Another solution? Use highly effective screening tools that funnel children who are most likely to have an autism diagnosis into a high-risk clinic, and those at low risk of having an autism diagnosis into clinics for more appropriate services, such as for learning disabilities or other disorders, with significantly shorter waits.

A new app called Cognoa, which allows parents to upload video of their children responding to predetermined prompts as well as completing a questionnaire, may fit the bill.

In a study conducted last fall, the Thompson Center led a study with two other diagnostic centers that tested Cognoa’s ability to accurately screen for children with a high-risk of autism through a complex algorithm, which produces an indication of the likelihood that the child has autism. Children ages 18 months to 6 years were offered a chance to participate in the study after first having completed the Cognoa screening process.
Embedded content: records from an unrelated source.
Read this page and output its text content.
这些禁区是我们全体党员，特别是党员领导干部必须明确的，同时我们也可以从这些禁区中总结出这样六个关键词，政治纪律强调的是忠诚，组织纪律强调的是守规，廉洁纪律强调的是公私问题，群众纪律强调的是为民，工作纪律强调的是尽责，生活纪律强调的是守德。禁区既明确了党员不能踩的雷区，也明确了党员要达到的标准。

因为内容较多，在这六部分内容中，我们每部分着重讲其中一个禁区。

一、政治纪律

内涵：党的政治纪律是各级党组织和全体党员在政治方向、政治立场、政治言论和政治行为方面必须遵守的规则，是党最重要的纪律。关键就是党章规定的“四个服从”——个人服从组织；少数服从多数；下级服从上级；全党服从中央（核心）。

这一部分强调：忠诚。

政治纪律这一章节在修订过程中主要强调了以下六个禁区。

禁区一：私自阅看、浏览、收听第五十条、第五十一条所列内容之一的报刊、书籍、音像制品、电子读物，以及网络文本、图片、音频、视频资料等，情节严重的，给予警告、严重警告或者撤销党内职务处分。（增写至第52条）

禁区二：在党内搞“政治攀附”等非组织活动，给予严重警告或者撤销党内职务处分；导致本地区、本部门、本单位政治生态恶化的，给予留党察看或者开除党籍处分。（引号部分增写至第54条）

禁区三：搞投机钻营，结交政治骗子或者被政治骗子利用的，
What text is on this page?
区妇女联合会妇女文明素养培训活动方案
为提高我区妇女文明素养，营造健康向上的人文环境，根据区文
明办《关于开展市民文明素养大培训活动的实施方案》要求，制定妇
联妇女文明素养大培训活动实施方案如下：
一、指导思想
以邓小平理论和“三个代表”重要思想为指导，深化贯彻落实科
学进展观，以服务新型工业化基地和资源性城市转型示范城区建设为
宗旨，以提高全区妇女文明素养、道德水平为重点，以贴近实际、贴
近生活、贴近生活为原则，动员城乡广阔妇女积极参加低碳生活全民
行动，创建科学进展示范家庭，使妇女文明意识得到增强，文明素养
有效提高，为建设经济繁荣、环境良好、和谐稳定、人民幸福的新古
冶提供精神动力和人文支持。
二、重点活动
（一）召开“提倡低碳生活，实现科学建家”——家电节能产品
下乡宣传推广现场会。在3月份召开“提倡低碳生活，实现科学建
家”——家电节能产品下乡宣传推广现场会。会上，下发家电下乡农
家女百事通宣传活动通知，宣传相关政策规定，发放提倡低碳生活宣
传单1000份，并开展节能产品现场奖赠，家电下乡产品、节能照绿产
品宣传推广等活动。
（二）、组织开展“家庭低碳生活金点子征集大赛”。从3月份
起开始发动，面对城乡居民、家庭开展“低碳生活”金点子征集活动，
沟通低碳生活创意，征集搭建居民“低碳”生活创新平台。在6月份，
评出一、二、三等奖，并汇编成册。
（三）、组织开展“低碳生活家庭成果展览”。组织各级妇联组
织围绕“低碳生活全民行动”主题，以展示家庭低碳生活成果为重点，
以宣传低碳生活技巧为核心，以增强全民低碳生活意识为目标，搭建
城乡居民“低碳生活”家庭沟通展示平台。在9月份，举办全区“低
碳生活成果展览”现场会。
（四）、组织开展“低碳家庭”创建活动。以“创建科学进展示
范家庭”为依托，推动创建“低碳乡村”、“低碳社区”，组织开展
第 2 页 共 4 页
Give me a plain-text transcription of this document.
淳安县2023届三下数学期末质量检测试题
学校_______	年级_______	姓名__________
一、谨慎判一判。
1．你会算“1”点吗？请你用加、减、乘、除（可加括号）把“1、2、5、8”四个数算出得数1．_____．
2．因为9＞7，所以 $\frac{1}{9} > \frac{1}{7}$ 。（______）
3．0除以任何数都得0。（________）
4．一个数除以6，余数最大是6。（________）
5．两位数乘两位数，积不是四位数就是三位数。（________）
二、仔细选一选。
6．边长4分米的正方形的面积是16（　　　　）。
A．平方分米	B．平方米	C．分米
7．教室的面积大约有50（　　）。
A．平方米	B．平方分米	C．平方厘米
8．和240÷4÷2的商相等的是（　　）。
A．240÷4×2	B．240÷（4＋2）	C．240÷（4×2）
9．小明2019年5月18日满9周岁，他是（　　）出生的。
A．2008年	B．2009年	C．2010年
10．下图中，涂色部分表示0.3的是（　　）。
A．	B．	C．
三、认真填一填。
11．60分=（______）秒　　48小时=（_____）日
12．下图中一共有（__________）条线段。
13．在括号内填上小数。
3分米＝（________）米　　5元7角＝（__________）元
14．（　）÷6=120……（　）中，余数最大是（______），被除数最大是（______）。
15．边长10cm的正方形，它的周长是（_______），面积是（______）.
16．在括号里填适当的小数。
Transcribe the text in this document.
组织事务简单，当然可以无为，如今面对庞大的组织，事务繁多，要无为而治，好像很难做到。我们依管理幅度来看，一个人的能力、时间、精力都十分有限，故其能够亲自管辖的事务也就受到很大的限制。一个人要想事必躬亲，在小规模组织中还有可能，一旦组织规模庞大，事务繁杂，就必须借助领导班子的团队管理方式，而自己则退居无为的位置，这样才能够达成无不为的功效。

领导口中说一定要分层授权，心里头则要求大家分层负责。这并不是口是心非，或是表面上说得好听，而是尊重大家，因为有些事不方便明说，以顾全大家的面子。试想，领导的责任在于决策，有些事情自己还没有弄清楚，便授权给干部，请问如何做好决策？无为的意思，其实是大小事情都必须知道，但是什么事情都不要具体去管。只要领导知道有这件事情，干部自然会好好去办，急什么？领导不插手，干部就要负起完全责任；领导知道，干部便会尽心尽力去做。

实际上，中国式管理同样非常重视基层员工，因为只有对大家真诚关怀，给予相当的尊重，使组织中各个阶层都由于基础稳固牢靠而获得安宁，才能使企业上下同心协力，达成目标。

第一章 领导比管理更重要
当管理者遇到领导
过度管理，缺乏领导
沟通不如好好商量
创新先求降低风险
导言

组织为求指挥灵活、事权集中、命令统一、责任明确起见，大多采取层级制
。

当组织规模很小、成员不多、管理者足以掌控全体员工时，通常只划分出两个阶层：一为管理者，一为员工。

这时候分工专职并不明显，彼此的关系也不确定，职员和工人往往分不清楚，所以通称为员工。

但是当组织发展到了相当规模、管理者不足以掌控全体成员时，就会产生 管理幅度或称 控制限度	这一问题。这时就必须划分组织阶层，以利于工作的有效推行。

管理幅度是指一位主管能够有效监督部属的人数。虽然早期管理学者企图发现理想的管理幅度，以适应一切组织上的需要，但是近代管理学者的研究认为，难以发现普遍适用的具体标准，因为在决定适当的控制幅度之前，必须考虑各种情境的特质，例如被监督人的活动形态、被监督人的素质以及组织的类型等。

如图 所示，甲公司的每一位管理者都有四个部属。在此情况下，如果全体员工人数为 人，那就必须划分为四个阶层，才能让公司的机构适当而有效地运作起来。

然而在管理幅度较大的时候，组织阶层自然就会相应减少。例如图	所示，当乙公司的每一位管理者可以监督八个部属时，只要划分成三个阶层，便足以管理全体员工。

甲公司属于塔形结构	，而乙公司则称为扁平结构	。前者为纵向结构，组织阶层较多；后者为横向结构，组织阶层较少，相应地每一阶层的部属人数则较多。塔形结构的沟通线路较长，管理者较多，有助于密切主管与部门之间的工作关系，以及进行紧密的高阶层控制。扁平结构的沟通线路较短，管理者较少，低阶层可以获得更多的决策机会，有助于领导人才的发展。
The app sends the uploaded video to a group of technicians trained to look for behaviors and symptoms of autism and assign each a numerical code. This data is combined with the parent’s responses to the questionnaire, producing an indication of a child’s likelihood of having autism.

With clinicians unaware of the Cognoa score from the screening, all 230 children were then given the ADOS-2 by a standard multidisciplinary diagnostic team.

The results were promising: Cognoa got the diagnosis right 71 percent of the time.

In the next phase of the study, the research team will test Cognoa with an updated version of the algorithm that the developer hopes will improve on the app’s accuracy.

“Through the wonders of machine learning and mathematics, every time more data is computed, the algorithm can adjust in response,” said Dr. Kanne. “This technology shows great promise as a litmus test for children with a question of autism and potentially reducing the wait for an expert diagnosis.”